Traditional health plans—Typically have higher monthly premiums, a smaller deductible, and fixed copays and coinsurance. This means that you’ll pay less out of your pocket due to the lower deductible and copay, but you’ll pay more each month for your premium.

HDHPs—Generally have lower monthly premiums and a higher deductible to meet. While you’ll pay more out of pocket for medical expenses until you meet that deductible, you can use your HSA to cover those costs. You’ll also be saving each month by paying less for your premium.

Benefits of an HSA

Tax advantages—What’s especially advantageous about HSAs are the triple tax advantages. You put money into your HSA account tax-free (usually deducted right from your paycheck), your account accrues interest tax-free and you can withdraw your funds tax-free to use for qualified medical expenses.

Savings vehicle—Another benefit is that unspent dollars are rolled over each year, meaning that you won’t lose the money you put in even if you don’t use it during that year.
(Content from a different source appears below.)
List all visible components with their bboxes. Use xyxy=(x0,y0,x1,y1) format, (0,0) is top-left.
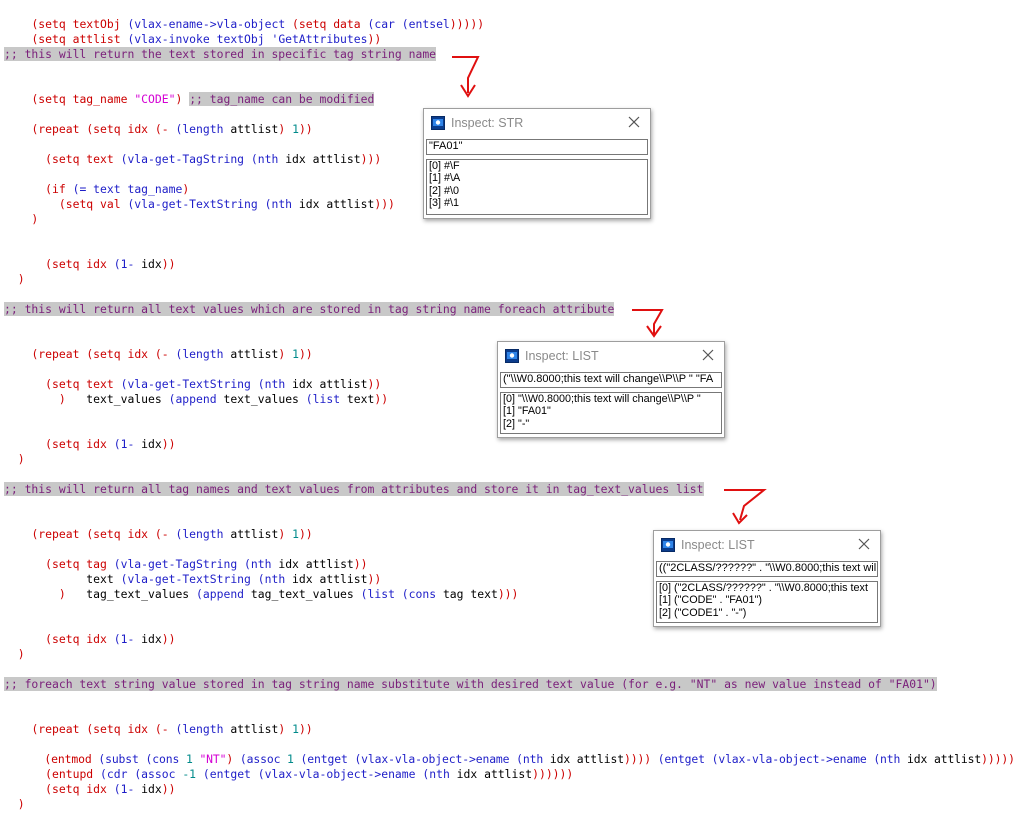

This allows you to continue to build savings that you may need for an unexpected injury or illness, or an expensive medical need.

Drawbacks of an HSA

Unpredictability—Illnesses and injuries are often unpredictable, so it can be tough to accurately budget for your yearly medical expenses.

Pricing transparency—It can be challenging to find accurate information out there about health care costs—again, another barrier to estimating your expenses with any degree of accuracy. If you didn’t budget enough for a given year, a large, unforeseen medical expense could lead to significant costs.

Higher out-of-pocket costs—Another drawback is that while an HSA is such a valuable savings opportunity, sometimes people forgo the care they need to avoid spending money from their account.

So, is an HDHP with an HSA right for you?

The decision is up to you. If you have a reasonable idea of your annual health care expenses, then you could save a lot of money from the lower premiums and valuable tax-advantaged account with the HSA plan. For example, even someone with a chronic condition could take advantage of an HSA if they have an idea of their annual expenses and budget enough money to cover their care.

But, if you’re older, more prone to illness or unexpected medical conditions, or don’t want the possible risk of unexpected out-of-pocket expenses, you may want to stick with a traditional plan. You’ll pay more in monthly premiums, but you’ll have a lower deductible.

To help you further determine if an HSA is right for you, contact your HR representative or plan administrator at your company.